Comment 3 Damien Miller 2009-08-19 06:50:43 AEST
Created attachment 1671 [details]
fix the root cause of the problem too
Comment 4 noodle10000 2009-08-19 07:14:46 AEST
Patch applied to the ssh-agent.c in openssh-5.2p1 (RCS revision 1.159).  I have now successfully run our scripts against 6000 hosts for the first time, so it appears to have solved the issue.  

I will be soak-testing over the next 48 hours and will update after that. 

(and thanks for the very quick response!)
Comment 5 Damien Miller 2009-08-27 03:30:12 AEST
Have you been able to reproduce the problem with patch #1671 applied?
Comment 6 noodle10000 2009-08-27 19:38:03 AEST
(In reply to comment #5)
> Have you been able to reproduce the problem with patch #1671 applied?

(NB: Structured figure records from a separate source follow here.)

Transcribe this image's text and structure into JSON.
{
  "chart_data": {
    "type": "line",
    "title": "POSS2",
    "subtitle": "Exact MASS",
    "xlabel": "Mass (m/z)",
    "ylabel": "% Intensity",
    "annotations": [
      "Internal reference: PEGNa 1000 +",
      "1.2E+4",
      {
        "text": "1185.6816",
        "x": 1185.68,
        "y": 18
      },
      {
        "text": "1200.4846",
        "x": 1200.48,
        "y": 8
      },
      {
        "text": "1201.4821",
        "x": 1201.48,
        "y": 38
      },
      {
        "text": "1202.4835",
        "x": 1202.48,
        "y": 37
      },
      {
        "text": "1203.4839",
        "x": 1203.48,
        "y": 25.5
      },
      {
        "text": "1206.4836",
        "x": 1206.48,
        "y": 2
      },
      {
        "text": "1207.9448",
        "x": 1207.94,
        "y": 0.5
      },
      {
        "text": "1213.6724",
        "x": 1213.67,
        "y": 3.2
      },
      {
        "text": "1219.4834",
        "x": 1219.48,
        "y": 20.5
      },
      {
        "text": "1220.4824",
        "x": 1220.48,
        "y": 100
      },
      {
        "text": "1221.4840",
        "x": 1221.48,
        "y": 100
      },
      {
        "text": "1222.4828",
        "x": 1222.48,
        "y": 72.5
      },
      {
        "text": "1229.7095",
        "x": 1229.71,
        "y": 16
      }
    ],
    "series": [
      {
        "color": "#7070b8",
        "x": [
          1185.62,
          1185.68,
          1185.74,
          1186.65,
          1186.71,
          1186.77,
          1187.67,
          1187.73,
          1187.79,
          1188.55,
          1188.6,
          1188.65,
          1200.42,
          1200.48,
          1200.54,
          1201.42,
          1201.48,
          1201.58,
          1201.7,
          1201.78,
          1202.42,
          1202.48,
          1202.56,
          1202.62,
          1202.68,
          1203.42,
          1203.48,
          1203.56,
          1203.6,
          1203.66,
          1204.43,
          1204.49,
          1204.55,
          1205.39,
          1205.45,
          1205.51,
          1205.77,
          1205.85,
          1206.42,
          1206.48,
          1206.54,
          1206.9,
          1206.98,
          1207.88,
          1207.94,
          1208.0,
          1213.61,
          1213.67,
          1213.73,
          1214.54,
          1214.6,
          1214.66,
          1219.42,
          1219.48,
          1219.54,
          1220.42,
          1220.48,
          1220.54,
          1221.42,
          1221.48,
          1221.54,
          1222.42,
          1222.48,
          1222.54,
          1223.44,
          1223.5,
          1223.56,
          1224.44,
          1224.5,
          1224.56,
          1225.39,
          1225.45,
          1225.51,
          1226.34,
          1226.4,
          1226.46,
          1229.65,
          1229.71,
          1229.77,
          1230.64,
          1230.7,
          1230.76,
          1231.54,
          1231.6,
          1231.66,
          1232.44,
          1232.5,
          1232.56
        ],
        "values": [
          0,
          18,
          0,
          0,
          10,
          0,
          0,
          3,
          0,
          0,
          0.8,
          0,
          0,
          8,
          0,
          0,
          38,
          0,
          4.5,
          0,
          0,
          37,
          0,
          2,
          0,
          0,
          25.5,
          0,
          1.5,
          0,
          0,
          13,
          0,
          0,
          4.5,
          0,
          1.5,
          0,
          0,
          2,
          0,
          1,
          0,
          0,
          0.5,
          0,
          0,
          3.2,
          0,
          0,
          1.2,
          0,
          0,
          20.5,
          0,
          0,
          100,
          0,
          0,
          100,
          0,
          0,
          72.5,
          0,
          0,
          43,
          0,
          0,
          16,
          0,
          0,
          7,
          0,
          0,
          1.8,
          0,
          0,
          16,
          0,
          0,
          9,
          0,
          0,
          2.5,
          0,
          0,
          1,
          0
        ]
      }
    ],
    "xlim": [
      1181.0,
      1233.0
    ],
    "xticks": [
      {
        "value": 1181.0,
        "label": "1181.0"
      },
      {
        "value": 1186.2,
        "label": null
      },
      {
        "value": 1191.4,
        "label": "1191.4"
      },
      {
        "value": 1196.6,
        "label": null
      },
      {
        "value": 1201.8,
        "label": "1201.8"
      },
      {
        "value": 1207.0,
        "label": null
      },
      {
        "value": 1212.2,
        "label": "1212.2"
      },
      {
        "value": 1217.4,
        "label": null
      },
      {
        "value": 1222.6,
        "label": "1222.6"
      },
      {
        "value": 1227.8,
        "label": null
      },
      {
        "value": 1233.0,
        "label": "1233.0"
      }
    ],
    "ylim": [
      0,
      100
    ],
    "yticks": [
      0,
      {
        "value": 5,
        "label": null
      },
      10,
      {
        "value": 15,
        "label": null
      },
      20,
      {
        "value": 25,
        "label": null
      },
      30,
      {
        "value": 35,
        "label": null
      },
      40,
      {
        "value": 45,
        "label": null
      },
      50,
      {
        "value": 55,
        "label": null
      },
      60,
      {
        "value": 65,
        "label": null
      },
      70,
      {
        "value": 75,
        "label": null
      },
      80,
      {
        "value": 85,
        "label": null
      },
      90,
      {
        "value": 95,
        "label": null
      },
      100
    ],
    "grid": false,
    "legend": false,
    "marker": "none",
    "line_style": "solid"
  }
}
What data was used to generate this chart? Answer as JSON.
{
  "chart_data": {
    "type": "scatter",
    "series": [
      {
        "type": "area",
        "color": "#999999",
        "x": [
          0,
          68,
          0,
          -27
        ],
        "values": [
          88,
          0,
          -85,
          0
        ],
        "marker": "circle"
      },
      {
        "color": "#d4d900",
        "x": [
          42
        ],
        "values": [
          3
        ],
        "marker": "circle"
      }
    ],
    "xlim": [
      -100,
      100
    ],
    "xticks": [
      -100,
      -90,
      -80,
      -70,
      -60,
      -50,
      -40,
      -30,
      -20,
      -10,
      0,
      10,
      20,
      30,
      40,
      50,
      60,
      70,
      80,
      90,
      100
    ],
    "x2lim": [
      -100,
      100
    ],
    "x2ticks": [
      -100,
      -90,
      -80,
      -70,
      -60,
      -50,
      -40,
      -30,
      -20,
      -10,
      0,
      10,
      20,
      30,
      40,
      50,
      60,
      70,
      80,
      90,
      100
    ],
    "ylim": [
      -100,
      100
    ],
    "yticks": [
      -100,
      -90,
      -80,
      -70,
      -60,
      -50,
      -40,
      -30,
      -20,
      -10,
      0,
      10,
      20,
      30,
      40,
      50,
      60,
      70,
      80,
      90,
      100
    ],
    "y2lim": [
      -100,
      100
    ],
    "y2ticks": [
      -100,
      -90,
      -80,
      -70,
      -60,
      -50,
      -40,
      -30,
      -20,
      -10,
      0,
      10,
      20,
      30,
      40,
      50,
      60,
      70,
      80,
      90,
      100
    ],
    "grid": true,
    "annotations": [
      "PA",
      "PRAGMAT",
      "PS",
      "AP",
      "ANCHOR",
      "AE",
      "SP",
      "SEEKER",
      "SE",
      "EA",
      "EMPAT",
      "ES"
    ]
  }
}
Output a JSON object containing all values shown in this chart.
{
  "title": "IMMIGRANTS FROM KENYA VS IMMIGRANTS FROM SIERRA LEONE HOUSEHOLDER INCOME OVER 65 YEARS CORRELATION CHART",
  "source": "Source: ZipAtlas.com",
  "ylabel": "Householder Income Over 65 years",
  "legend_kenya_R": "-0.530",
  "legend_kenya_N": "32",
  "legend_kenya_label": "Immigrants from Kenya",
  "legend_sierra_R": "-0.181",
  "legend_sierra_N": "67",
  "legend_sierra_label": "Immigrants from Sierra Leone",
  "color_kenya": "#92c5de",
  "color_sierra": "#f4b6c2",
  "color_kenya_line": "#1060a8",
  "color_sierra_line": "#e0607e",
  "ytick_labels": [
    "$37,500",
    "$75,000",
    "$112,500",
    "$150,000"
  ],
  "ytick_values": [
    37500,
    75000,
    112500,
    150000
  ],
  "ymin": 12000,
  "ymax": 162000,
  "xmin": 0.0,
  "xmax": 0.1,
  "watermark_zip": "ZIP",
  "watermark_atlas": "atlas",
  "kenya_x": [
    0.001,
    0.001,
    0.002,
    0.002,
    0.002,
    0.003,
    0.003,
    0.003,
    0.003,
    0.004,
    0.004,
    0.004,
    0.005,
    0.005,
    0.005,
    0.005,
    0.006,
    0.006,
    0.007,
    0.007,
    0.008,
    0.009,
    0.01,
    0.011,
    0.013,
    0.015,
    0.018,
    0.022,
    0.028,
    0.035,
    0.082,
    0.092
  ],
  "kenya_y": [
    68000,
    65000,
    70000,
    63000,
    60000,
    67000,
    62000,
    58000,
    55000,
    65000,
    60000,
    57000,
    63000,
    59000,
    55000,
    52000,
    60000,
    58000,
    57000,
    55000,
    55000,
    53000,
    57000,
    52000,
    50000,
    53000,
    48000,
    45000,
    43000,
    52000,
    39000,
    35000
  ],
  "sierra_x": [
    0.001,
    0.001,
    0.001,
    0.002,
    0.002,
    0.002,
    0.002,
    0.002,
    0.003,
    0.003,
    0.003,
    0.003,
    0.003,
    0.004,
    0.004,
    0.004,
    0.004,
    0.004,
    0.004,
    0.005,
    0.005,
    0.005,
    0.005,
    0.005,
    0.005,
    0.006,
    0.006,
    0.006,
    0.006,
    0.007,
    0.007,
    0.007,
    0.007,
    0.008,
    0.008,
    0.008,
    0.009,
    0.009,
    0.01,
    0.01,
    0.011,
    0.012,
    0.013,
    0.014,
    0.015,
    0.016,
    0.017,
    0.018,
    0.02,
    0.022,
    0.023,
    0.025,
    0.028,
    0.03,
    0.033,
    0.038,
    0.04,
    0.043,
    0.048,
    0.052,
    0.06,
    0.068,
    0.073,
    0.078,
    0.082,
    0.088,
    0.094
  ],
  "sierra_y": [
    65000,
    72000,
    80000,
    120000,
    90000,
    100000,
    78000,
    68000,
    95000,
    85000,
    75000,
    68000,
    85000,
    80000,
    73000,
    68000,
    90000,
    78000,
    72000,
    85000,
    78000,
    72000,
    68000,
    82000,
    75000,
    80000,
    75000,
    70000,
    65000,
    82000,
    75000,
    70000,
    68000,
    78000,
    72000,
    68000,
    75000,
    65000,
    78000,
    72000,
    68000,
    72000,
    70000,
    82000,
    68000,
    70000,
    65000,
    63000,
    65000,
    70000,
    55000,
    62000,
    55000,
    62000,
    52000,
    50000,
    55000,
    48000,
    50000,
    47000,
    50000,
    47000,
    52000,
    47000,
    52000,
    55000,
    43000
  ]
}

We've not had any further problems with ssh-agent since applying #1671 - looks like it's fixed.  Thanks!
Comment 7 Damien Miller 2009-09-02 00:43:47 AEST
patch applied. This will be in openssh-5.4.
Comment 8 Damien Miller 2009-10-06 15:02:33 AEDT
Mass move of RESOLVED bugs to CLOSED now that 5.3 is out.
Comment 9 Damien Miller 2009-11-20 10:41:44 AEDT
*** Bug 1135 has been marked as a duplicate of this bug. ***
Comment 10 Darren Tucker 2010-03-26 10:51:18 AEDT
With the release of 5.4p1, this bug is now considered closed.